The truth, of course, is that I’ve been working on next year’s programming for the past few months, and working pretty feverishly on the transition for the past few weeks.  And most of all, watching one dystopian movie after another for my film festival, “Bad Futures” (name coined by the elusive Janet Lyon), which will take place at the State Theatre on October 15-17.  Thanks to Nick for suggesting Akira and thanks to Chloe Silverman for introducing me to Code 46!  I just ordered the soundtrack, because you know I love that spacy ambient dreamy stuff.

Oh, and it’s about the time of year that I remind everyone that I also love this:

Jamie does too, except that he thinks the lyrics are “hey, Jamie, it’s the Fourth of July.” “It’s about me,” he chirped from the back seat of the car last week.  And who am I to contradict him?
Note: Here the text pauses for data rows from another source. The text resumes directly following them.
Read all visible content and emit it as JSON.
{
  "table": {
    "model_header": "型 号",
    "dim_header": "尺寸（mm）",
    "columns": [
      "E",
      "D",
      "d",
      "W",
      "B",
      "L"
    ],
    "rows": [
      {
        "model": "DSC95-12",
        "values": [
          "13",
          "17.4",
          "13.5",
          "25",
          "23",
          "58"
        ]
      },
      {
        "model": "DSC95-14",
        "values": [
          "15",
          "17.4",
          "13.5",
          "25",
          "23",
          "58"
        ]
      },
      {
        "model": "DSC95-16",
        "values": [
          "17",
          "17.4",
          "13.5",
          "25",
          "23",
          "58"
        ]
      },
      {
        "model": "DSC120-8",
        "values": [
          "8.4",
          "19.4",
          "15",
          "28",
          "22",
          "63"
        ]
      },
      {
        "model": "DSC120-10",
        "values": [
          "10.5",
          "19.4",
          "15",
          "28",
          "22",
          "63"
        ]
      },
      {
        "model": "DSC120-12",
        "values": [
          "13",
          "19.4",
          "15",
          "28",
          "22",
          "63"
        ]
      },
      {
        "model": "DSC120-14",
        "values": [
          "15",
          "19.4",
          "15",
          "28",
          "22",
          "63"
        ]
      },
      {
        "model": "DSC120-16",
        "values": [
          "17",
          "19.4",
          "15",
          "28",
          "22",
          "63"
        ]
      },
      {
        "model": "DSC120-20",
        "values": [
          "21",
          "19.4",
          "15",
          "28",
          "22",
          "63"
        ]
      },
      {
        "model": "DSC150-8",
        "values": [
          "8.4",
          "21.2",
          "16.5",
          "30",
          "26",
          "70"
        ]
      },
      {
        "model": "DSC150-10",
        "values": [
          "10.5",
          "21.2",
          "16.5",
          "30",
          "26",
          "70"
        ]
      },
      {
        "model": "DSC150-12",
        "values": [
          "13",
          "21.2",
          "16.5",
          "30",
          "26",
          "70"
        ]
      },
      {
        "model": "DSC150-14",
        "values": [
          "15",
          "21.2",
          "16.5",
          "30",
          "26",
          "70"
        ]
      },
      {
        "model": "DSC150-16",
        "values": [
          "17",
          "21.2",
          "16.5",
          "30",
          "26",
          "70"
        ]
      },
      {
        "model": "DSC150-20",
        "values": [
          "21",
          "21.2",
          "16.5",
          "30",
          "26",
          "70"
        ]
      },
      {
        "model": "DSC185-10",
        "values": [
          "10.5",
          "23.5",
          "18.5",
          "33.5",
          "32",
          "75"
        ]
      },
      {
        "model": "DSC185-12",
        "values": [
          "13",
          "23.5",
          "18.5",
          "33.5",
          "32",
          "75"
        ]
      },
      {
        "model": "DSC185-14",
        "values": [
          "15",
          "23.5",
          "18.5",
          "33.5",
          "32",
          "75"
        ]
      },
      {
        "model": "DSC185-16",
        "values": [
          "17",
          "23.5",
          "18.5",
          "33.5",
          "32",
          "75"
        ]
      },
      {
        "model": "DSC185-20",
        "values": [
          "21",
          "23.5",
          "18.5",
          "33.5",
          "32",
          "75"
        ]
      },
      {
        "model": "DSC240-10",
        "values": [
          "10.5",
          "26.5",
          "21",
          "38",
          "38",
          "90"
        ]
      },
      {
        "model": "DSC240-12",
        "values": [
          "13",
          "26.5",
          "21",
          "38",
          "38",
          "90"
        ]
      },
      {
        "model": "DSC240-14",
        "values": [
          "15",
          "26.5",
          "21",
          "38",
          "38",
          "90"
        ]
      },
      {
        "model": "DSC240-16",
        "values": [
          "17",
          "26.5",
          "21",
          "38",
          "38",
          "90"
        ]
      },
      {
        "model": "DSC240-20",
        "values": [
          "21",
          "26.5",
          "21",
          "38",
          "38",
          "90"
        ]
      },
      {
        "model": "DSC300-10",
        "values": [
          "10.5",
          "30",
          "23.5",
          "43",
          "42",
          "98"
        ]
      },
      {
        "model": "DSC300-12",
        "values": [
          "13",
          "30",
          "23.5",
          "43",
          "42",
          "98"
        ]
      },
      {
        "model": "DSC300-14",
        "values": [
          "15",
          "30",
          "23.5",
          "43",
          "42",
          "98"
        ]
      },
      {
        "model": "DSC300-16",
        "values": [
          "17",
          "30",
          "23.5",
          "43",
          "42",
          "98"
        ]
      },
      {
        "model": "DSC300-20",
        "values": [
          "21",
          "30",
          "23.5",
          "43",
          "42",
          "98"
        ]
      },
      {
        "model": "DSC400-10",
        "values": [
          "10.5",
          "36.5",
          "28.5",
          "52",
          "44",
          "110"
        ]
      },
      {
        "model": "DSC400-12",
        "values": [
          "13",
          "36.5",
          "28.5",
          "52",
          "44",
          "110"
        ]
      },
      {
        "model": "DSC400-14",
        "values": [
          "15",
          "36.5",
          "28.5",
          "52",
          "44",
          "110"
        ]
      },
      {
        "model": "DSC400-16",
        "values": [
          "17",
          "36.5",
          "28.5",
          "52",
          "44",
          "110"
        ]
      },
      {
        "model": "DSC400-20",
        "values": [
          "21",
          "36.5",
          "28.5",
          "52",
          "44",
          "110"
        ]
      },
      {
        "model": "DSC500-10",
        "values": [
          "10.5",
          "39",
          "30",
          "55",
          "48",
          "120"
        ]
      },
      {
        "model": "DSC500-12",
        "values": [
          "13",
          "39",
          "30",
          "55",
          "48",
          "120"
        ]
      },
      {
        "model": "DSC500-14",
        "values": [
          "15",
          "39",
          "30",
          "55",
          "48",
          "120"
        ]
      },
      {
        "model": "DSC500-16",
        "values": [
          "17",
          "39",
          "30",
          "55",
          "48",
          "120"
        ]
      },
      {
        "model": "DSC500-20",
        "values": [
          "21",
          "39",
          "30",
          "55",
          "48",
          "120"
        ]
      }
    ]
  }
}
Besides, there are more important things to argue about.  Like, for instance, this travesty, this insult to all that is right and good, a ranking of the “100 best punk bands” in which X is consigned to the 51st spot.  WTF?  I’m sorry, but don’t These Kids Today listen to real music anymore?  Hard to argue with four of the first five, I’ll admit that (Bad Religion, meh), but the next five should obviously be X, Hüsker Dü (40th? are you people out of your minds?), Sex Pistols, then maybe Black Flag and Minor Threat.  And while it’s nice to see some love for Sham 69, the Minutemen, and the Dead Milkmen, there’s a lot of chaff in that top 50 ... and no Dead Boys? no Fear? no X-Ray Spex? no Flipper???  Doesn’t anyone listen to the classics anymore?  Sonic Youth, OK, but no Pixies?  Also notable for their absence: Nirvana.  I haven’t been so depressed by a discussion of music since someone responded to this epic thread by complaining that I’d overlooked Tom Petty and the Heartbreakers.  Which reminds me: no Johnny Thunder and the Heartbreakers?  Really?  Really?

I’ll be back in mid-July.  In the meantime, feel free to suggest more revisions to this sorry list.